At this moment, there is no trailer for "Painkiller," though it is likely not long down Netflix's pipeline. What we do have, however, are a handful of production stills that give us a sense of the series' tone and feel. It is not that surprising that there is a tonal contrast between these photos, nor that Matthew Broderick's Richard Sackler is portrayed in a less-than-sympathetic light in that context. Both the shots that include Sackler show him in rather celebratory circumstances, even obliviously so. In one shot he is flanked by a brass band as he happily speaks into a microphone. In another, he's on a platform above what appear to be cheerleaders at some kind of sports event. 

Meanwhile, Taylor Kitsch's Glen Kryger and his wife Lily (Carolina Bartczak) pore over books in what looks to be the office of their tire shop, stressed and concerned looks on their faces.
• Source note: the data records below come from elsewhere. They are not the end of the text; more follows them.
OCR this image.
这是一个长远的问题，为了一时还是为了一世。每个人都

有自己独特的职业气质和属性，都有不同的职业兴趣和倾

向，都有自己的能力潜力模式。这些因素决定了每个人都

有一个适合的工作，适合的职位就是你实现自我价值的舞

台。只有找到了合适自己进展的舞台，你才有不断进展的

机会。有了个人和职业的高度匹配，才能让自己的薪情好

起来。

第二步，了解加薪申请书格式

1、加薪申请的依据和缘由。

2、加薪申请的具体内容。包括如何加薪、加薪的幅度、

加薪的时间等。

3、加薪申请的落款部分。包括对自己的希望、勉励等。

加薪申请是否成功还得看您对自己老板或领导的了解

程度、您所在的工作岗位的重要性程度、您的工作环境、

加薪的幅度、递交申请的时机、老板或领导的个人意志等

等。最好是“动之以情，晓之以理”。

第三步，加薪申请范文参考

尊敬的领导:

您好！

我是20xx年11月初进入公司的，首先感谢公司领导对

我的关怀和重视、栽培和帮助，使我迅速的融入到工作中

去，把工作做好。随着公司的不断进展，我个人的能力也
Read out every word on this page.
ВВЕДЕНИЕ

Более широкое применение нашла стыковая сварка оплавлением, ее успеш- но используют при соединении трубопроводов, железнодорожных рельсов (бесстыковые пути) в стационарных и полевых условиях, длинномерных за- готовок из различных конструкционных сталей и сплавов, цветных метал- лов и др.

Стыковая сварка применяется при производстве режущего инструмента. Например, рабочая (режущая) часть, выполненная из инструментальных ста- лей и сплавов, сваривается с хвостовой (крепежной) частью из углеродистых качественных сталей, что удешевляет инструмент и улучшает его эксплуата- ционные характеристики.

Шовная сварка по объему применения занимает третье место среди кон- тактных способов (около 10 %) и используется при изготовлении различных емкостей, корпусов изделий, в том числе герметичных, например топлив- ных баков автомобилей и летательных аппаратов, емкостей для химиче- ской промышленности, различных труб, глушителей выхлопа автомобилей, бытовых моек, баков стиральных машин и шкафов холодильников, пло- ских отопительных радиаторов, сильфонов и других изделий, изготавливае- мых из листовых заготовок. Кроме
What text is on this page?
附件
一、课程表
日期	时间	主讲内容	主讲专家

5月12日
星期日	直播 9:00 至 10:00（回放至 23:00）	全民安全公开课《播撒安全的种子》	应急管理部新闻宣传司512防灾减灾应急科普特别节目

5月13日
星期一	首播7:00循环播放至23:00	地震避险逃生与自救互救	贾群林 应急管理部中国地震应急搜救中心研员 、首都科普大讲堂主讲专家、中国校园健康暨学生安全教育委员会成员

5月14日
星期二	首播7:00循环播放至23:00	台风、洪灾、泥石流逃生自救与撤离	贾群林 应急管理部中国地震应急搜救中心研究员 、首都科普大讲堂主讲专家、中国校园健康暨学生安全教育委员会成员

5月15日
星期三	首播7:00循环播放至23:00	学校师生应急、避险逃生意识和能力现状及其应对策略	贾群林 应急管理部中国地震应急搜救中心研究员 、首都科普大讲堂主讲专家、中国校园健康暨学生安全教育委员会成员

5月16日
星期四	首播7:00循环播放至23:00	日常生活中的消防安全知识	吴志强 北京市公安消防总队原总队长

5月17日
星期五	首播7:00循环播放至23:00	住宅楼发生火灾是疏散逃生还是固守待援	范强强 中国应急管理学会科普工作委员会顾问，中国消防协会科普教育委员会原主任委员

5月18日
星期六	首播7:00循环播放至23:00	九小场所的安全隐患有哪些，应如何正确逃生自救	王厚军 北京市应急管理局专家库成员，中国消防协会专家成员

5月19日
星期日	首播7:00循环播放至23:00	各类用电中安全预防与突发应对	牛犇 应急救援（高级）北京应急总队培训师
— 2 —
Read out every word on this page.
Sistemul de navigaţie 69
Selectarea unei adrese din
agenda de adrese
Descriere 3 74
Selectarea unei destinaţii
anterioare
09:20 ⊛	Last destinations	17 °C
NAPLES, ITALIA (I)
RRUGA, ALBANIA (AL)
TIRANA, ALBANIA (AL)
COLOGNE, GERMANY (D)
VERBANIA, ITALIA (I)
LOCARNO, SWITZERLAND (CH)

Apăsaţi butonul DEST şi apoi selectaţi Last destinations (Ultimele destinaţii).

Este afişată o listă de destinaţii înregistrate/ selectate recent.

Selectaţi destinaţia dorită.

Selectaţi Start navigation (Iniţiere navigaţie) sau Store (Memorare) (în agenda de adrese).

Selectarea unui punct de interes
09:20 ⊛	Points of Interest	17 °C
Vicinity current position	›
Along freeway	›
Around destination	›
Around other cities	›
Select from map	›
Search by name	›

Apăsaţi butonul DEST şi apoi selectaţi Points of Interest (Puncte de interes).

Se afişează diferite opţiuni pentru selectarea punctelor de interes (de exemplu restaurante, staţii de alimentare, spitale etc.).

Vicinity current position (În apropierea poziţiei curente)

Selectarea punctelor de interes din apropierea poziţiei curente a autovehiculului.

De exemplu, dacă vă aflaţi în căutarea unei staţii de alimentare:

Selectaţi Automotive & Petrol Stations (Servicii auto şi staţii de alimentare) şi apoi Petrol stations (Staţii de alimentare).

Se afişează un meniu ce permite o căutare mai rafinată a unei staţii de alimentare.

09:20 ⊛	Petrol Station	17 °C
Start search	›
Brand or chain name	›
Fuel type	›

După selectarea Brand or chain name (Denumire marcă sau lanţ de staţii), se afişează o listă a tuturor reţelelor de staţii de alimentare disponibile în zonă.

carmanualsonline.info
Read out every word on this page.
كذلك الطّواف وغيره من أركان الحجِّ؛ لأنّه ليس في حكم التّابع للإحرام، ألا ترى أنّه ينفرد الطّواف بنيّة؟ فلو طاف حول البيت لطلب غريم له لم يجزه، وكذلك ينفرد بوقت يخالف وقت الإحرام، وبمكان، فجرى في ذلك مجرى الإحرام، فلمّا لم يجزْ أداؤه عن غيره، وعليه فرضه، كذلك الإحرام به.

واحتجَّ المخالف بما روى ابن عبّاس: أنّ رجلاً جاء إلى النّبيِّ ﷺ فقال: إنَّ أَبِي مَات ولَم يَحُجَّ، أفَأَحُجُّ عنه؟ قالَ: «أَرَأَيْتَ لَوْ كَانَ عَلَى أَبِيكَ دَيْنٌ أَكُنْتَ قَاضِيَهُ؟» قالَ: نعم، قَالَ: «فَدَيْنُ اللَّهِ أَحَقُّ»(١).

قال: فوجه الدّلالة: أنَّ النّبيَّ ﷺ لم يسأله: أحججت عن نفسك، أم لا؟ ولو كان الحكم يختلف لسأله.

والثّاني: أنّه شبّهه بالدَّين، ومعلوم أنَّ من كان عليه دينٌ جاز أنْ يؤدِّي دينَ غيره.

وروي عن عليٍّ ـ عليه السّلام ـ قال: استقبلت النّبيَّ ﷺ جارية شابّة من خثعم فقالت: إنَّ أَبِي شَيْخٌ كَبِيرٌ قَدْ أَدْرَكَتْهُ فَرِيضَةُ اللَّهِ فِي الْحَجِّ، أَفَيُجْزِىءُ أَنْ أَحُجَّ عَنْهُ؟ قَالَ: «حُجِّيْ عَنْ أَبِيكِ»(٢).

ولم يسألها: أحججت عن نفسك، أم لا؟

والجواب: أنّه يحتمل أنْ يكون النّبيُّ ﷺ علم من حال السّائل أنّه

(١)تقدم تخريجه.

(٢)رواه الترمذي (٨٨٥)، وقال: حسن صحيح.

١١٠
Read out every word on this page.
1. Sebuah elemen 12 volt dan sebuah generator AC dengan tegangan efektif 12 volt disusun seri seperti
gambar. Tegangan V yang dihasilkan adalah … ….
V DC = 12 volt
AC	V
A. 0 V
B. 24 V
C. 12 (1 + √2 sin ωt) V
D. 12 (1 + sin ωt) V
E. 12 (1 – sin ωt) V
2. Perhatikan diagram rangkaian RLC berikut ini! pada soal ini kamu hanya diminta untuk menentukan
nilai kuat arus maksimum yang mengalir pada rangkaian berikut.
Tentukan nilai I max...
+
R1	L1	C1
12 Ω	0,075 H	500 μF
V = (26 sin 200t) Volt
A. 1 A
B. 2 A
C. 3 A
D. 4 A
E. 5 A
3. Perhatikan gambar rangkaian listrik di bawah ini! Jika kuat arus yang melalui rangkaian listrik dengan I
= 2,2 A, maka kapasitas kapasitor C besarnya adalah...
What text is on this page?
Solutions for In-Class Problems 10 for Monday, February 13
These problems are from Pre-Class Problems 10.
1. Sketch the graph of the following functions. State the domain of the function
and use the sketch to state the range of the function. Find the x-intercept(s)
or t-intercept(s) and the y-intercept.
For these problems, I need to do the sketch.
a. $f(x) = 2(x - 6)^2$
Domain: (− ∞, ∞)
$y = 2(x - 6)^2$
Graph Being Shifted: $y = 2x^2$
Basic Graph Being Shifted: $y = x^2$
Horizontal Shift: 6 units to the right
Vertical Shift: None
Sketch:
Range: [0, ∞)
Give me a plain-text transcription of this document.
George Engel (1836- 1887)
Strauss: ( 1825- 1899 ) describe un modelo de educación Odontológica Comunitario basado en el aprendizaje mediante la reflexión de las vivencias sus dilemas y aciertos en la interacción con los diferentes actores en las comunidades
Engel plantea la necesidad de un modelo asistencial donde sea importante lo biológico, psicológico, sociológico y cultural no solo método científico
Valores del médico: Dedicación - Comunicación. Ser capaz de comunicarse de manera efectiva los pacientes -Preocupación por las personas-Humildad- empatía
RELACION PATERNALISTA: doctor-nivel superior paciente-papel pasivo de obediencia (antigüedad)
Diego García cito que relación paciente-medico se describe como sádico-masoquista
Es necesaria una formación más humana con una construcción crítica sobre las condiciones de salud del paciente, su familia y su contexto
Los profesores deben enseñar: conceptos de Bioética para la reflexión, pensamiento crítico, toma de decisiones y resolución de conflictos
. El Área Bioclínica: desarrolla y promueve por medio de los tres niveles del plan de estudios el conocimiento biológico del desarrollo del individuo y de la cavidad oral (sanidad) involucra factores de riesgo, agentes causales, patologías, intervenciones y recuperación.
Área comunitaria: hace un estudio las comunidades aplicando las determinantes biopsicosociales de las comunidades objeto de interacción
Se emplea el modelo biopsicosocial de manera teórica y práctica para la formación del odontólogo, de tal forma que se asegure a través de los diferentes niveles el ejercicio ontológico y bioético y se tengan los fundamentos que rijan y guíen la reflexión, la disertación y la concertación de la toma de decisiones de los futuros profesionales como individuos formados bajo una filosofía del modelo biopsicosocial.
There is clearly, and aptly, a clear division between those living the good life and those bearing the world's burdens. Uzo Aduba's Edie and Tyler Ritter's John Brownlee — possibly based on the western Virginia attorney general who lessened previous charges against Purdue Pharma in 2007 — also lean over a computer pondering something in what looks like it may be an investigation, with other charts and men in suits surrounding them. Whose side they're on exactly isn't really clear, but we'll likely find out on August 10.